Current Limitations and Future Directions

Despite decades of research, critical questions remain unanswered. No randomized controlled trial has tested lithium orotate in humans with MCI or Alzheimer’s disease, even though this formulation shows the most promise based on preclinical data. Dr. Yankner’s laboratory at Harvard is reportedly planning such a trial. No primary prevention study has examined whether lithium supplementation in cognitively healthy individuals reduces subsequent dementia risk over years or decades. The optimal dose for neuroprotection remains undefined, with evidence ranging from micrograms to milligrams daily.

Dr. Kishi’s 2025 meta-analysis concluded that conventional lithium salts do not significantly improve cognition in MCI or Alzheimer’s disease when pooled across trials. This finding should temper enthusiasm while underscoring the importance of testing alternative formulations. If lithium orotate truly evades amyloid sequestration as the Harvard data suggest, results from carbonate trials may systematically underestimate lithium’s potential.

Practical Considerations

For individuals interested in low-dose lithium supplementation, several considerations apply. Over-the-counter lithium orotate is widely available and provides approximately 5 mg of elemental lithium per standard tablet. This dose approximates dietary intake in regions with lithium-rich drinking water and is far below levels requiring medical monitoring. However, no regulatory body has evaluated lithium orotate supplements for efficacy or safety in dementia prevention.

Those considering higher doses in the subtherapeutic range (such as the 0.25-0.5 mEq/L target used in clinical trials) would require prescription lithium carbonate and medical supervision including periodic assessment of renal and thyroid function. Drug interactions are dose-proportional but present at any level. NSAIDs, ACE inhibitors, ARBs, and thiazide diuretics can all increase lithium levels by 25-40%, and individuals taking these medications should exercise caution.

Where We Stand

The case for low-dose lithium in brain health is intriguing but unproven. The 2025 Harvard discovery that brain lithium depletion may be an early event in Alzheimer’s pathogenesis provides a compelling mechanistic framework. Small clinical trials have shown that sub-therapeutic lithium carbonate may slow cognitive decline in MCI over periods of two to four years. But the most comprehensive meta-analysis found no overall benefit from conventional lithium formulations, no human trial has tested the orotate formulation that showed striking effects in mice, and the ecological associations from drinking water studies appear to be confounded by metabolic health factors.

The gap between preclinical promise and clinical evidence is substantial.
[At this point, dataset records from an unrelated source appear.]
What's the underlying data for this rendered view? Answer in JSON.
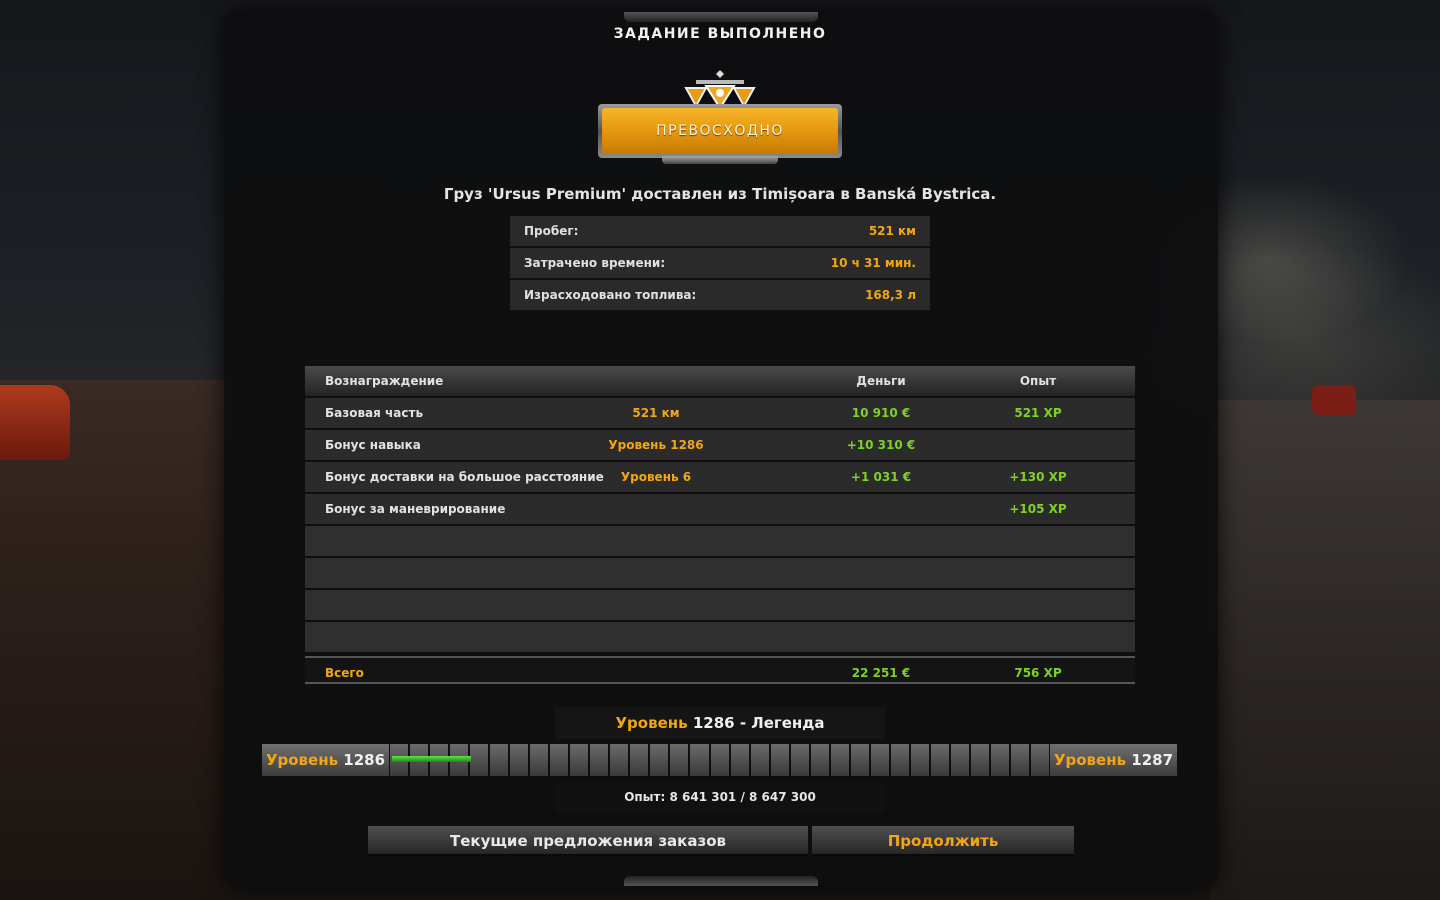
{
  "window": {
    "title": "ЗАДАНИЕ ВЫПОЛНЕНО"
  },
  "rating": {
    "label": "ПРЕВОСХОДНО",
    "accent": "#e89b10"
  },
  "cargo_line": "Груз 'Ursus Premium' доставлен из Timișoara в Banská Bystrica.",
  "stats": [
    {
      "label": "Пробег:",
      "value": "521 км"
    },
    {
      "label": "Затрачено времени:",
      "value": "10 ч 31 мин."
    },
    {
      "label": "Израсходовано топлива:",
      "value": "168,3 л"
    }
  ],
  "rewards": {
    "headers": {
      "name": "Вознаграждение",
      "money": "Деньги",
      "xp": "Опыт"
    },
    "rows": [
      {
        "name": "Базовая часть",
        "mid": "521 км",
        "money": "10 910 €",
        "xp": "521 XP"
      },
      {
        "name": "Бонус навыка",
        "mid": "Уровень 1286",
        "money": "+10 310 €",
        "xp": ""
      },
      {
        "name": "Бонус доставки на большое расстояние",
        "mid": "Уровень 6",
        "money": "+1 031 €",
        "xp": "+130 XP"
      },
      {
        "name": "Бонус за маневрирование",
        "mid": "",
        "money": "",
        "xp": "+105 XP"
      }
    ],
    "empty_rows": 4,
    "total": {
      "name": "Всего",
      "money": "22 251 €",
      "xp": "756 XP"
    }
  },
  "level": {
    "title_prefix": "Уровень",
    "title_number": "1286",
    "title_suffix": "- Легенда",
    "current_label": "Уровень",
    "current_number": "1286",
    "next_label": "Уровень",
    "next_number": "1287",
    "progress_fraction": 0.12,
    "experience_text": "Опыт: 8 641 301 / 8 647 300"
  },
  "buttons": {
    "offers": "Текущие предложения заказов",
    "continue": "Продолжить"
  },
  "colors": {
    "accent_orange": "#f2a614",
    "xp_green": "#7ed321"
  }
}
Lithium orotate supplements are widely available and inexpensive, yet the formulation has never been tested in a rigorous human trial for cognitive outcomes. The positive individual trials used lithium carbonate at doses requiring medical supervision, not the over-the-counter orotate products that consumers can purchase. And the mouse studies, however elegant, may not translate to humans.
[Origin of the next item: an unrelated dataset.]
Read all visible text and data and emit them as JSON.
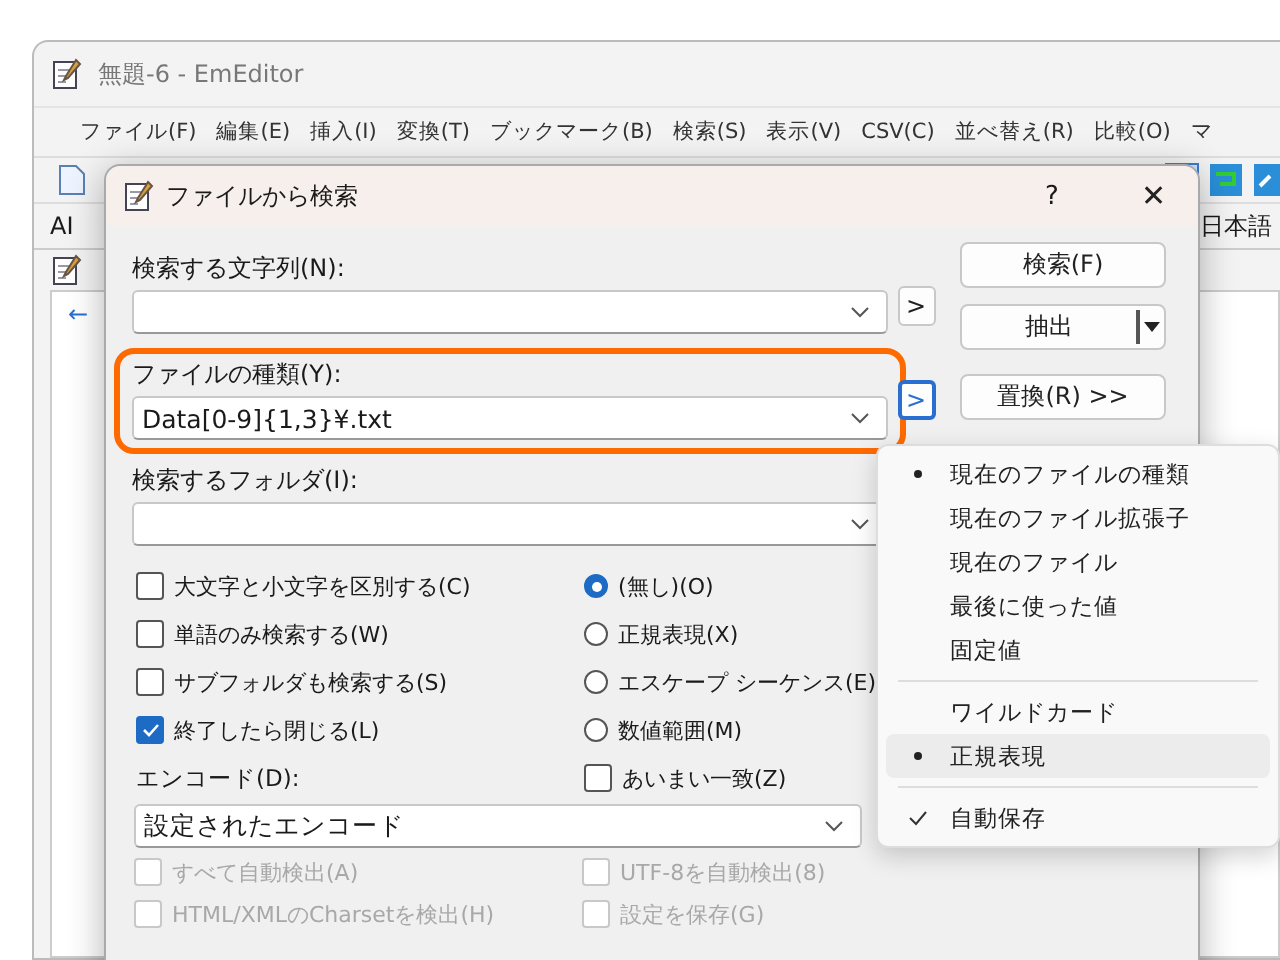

Professor Bruce Yankner, the senior author of the Harvard study, captured the appropriate caution in a recent interview, noting that before recommending lithium orotate to patients, researchers need to determine the effective and safe dose range in people. His laboratory is planning a clinical trial, and the results may clarify whether lithium can meaningfully contribute to preventing or treating Alzheimer’s disease. One secondary imaging analysis raised the possibility that lithium might reduce hippocampal volume, which would be concerning given this structure’s vulnerability in Alzheimer’s disease. Given the negative meta-analysis, the absence of human orotate trials, the ecological associations that disappear after adjusting for metabolic confounders, and the unresolved safety questions, I do not currently recommend low-dose lithium supplementation for brain health.

Also, I read Dr. Jamison’s memoir at the time and frankly, that’s not what I want in my nootropics, handwaving about dosing and formulation not withstanding.